Из-за спазмов в шее у нее опять задергались плечи, она покачала головой и почесала нос с такой силой, что казалось, он вот-вот оторвется.
– Да, я м-могу запоминать большие тексты, изображения и ситуации, у меня и-идеальная фотографическая память, я тут же запоминаю в-все, что вижу. Если я закрою глаза…
И тут она натянула свою огромную шляпу так, что вся голова исчезла в ней.
– Например, вот так, не глядя, – заговорила она изнутри шляпы, – я могу сказать, во что вы одеты.
Она умолкла на несколько секунд.
– На вас темно-синие джинсы, широкий коричневый ремень с ромбовидной пряжкой, золотой, застегнутый на третье отверстие. Белая рубашка с белыми пуговицами, их около восьми. Еще браслет и два кольца, оба на левой руке, на безымянном и на среднем пальце. И серьги, тут я могу ошибиться, но, кажется, это два маленьких серебряных колечка. И прекрасные вьющиеся волосы. И вы точно брюнетка!
В этот момент, не дожидаясь моего ответа, она приподняла шляпу и посмотрела на меня:
– Надо же, про с-с-серьги ошиблась: они не с-с-серебряные, а золотые.
Я стояла, не зная, как реагировать.
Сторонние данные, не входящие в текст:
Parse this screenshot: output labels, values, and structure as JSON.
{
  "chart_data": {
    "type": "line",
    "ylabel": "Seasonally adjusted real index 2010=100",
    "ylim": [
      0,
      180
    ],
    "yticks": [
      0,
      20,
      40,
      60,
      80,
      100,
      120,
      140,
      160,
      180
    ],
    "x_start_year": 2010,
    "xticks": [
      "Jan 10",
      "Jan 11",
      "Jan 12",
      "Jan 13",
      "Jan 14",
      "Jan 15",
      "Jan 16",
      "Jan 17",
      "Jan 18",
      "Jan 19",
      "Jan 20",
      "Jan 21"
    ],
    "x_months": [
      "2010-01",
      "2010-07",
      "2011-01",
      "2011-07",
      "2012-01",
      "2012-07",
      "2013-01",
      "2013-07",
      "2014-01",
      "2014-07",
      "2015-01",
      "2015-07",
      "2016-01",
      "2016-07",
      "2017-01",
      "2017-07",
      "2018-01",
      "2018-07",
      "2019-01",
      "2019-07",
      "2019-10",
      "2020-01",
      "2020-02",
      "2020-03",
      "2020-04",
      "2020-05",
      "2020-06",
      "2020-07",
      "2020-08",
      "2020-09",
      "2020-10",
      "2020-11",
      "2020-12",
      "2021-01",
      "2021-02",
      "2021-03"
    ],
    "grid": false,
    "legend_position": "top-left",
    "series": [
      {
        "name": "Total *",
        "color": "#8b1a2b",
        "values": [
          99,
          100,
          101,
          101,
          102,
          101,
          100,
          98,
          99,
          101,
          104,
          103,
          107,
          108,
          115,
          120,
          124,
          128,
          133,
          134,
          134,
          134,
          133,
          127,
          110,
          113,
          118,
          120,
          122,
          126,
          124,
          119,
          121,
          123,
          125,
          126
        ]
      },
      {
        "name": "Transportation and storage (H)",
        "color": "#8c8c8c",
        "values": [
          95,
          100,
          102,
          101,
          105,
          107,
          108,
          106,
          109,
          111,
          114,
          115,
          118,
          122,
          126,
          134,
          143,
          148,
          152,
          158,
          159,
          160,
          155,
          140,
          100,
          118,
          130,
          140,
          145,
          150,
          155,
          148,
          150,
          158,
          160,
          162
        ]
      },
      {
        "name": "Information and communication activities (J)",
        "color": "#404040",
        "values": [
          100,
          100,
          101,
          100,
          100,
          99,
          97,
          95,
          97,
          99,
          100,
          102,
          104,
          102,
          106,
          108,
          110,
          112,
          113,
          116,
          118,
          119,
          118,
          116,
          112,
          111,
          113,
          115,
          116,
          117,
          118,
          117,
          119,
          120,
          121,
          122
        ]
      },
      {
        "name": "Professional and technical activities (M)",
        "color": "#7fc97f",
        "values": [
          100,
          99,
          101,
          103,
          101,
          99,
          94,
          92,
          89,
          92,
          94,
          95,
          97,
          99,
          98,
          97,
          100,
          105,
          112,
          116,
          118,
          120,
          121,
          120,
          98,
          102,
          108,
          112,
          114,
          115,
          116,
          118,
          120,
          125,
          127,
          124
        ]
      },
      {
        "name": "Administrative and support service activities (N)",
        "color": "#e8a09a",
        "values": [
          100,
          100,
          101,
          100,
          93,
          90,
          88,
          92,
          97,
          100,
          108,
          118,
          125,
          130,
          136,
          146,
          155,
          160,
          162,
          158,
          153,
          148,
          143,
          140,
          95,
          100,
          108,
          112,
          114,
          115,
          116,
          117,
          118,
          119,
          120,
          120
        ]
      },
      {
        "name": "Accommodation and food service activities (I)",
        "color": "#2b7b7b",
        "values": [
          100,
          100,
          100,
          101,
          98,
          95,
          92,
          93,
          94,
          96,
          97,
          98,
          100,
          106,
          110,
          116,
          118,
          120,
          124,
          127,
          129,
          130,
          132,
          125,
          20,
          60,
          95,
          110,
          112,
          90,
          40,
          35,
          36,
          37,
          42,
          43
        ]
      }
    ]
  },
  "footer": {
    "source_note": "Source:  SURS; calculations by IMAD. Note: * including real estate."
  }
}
Она все описала в точности.
Мне говорили, что эта девочка была особенной, очень одаренной. В чем-то даже гениальной.
– У м-м-меня две смертельные болезни, – продолжала она, – но п-пока они соревнуются, кто прикончит меня раньше, я продолжаю жить. В какой-то момент казалось, что п-п-побеждает боковой амиотрофический склероз, очень редкое заболевание у детей. Но ч-через несколько лет опухоль в голове лишила его п-п-превосходства. Эта напряженная борьба между ними идет до сих пор, п-п-проблема только в том, что от побочных эффектов страдаю я.
Она замолчала. Несколько раз почесала нос.
– Однажды я задала себе вопрос. Наверное – ну! – тот же самый вопрос, к-к-который вы сейчас задаете себе: как та-такое возможно, чтобы в одном теле поместилось сразу столько болезней? Эта мысль долго мучила меня, пока я не пришла к выводу, что если в мире есть – ну! – п-п-почти идеальные девочки, высокие, красивые, с пропорциональным телом, целыми пальцами и без неизлечимых болезней, то почему не может с-существовать их п-полная противоположность, то есть кто-то т-т-такой, как я. Статистически это м-м-маловероятно, но не невозможно.
Так что вот она я, п-п-прямо перед вами, маловероятная, но возможная.
Польша
Женщина идет к парку, который видела только на фотографиях в интернете. Она обходит лужи, оставшиеся после дождя на неровном тротуаре, и пытается избежать брызг от проезжающих машин.
Через две улицы она поворачивает налево и оказывается прямо перед входом в парк.
Вблизи он кажется больше, чем на фотографиях. Она видит несколько скамеек, установленных вокруг площадки с качелями, подходит к одной из них, не замечая, как ее ботинки хлюпают по грязи.
Она знает, что ищет, и, возможно, именно поэтому сразу видит это: красную горку, высокую, старую, железную, сильно отличающуюся от остальных. Она думает, что это самая любимая горка девочки.